Although it seems to me that what I call lo mein they call chow mein - which ever, jerk chicken lo mein (or chow mein as it's called here) is exceptional!

Naomi Campbell, BTW, is Jamaican-Chinese, which is really where this cuisine is from, regardless of these particular owners' origins.

Unknown said...

Just an FYI, Jamaica is not "...where this cuisine is from" in the Caribbean.

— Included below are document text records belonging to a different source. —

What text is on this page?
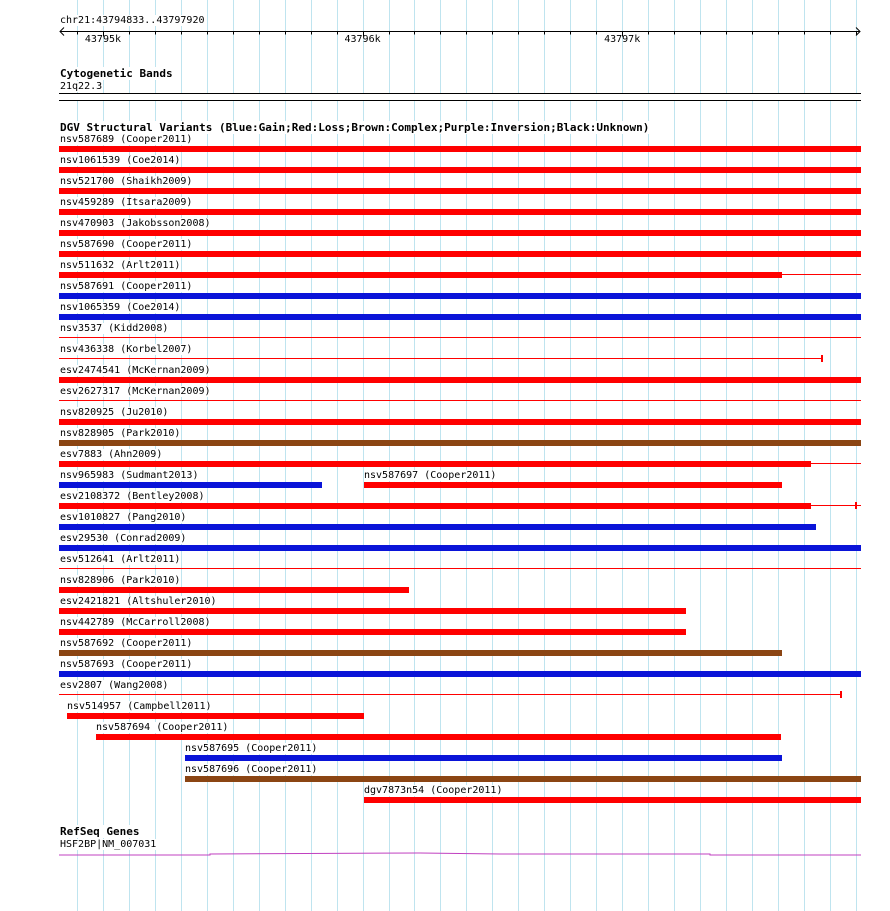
43795k	43796k	43797k
chr21:43794833..43797920
Cytogenetic Bands
21q22.3
DGV Structural Variants (Blue:Gain;Red:Loss;Brown:Complex;Purple:Inversion;Black:Unknown)
nsv587689 (Cooper2011)
nsv1061539 (Coe2014)
nsv521700 (Shaikh2009)
nsv459289 (Itsara2009)
nsv470903 (Jakobsson2008)
nsv587690 (Cooper2011)
nsv511632 (Arlt2011)
nsv587691 (Cooper2011)
nsv1065359 (Coe2014)
nsv3537 (Kidd2008)
nsv436338 (Korbel2007)
esv2474541 (McKernan2009)
esv2627317 (McKernan2009)
nsv820925 (Ju2010)
nsv828905 (Park2010)
esv7883 (Ahn2009)
nsv965983 (Sudmant2013)
esv2108372 (Bentley2008)
esv1010827 (Pang2010)
esv29530 (Conrad2009)
esv512641 (Arlt2011)
nsv828906 (Park2010)
esv2421821 (Altshuler2010)
nsv442789 (McCarroll2008)
nsv587692 (Cooper2011)
nsv587693 (Cooper2011)
esv2807 (Wang2008)
nsv514957 (Campbell2011)
nsv587694 (Cooper2011)
nsv587695 (Cooper2011)
nsv587696 (Cooper2011)
nsv587697 (Cooper2011)
dgv7873n54 (Cooper2011)
RefSeq Genes
HSF2BP|NM_007031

Most of the Chinese, as well as East Indian, indentured servants that were brought to the Caribbean in the 19th century ended up in Guyana (then British Guiana) and Trinidad. And although many Ethnic Chinese laborers were brought directly to Jamaica from China, most Ethnic Chinese in Jamaica ended up via Guyana or Trinidad when the coffee plantation owners became more concerned about the slave uprisings in the early part of the century.

WriterOnWinthrop said...

This sounds fantastic - I'm on a mission to try everything you write about and generally everything in this neighborhood! I'm definitely going to stop at the places you've recommended. --PLGourmand

babs said...

Thanks for the clarification, Duane. I got my info from an older article, which I guess wasn't completely correct: http://appetiteforchina.com/recipes/new-york/brooklyn/restaurants/de-bamboo-express-chinese-jamaican-restaurant.

http://www.chinatownstories.com/de-bamboo-express/

And the NY Times said the same thing even before that: http://www.nytimes.com/2005/09/21/dining/21chin.html?pagewanted=all&_r=0

I do believe jerk chicken is quintessentially Jamaican, however.

Unknown said...

Jerk is definitely a Jamaican thing. And they do it very well!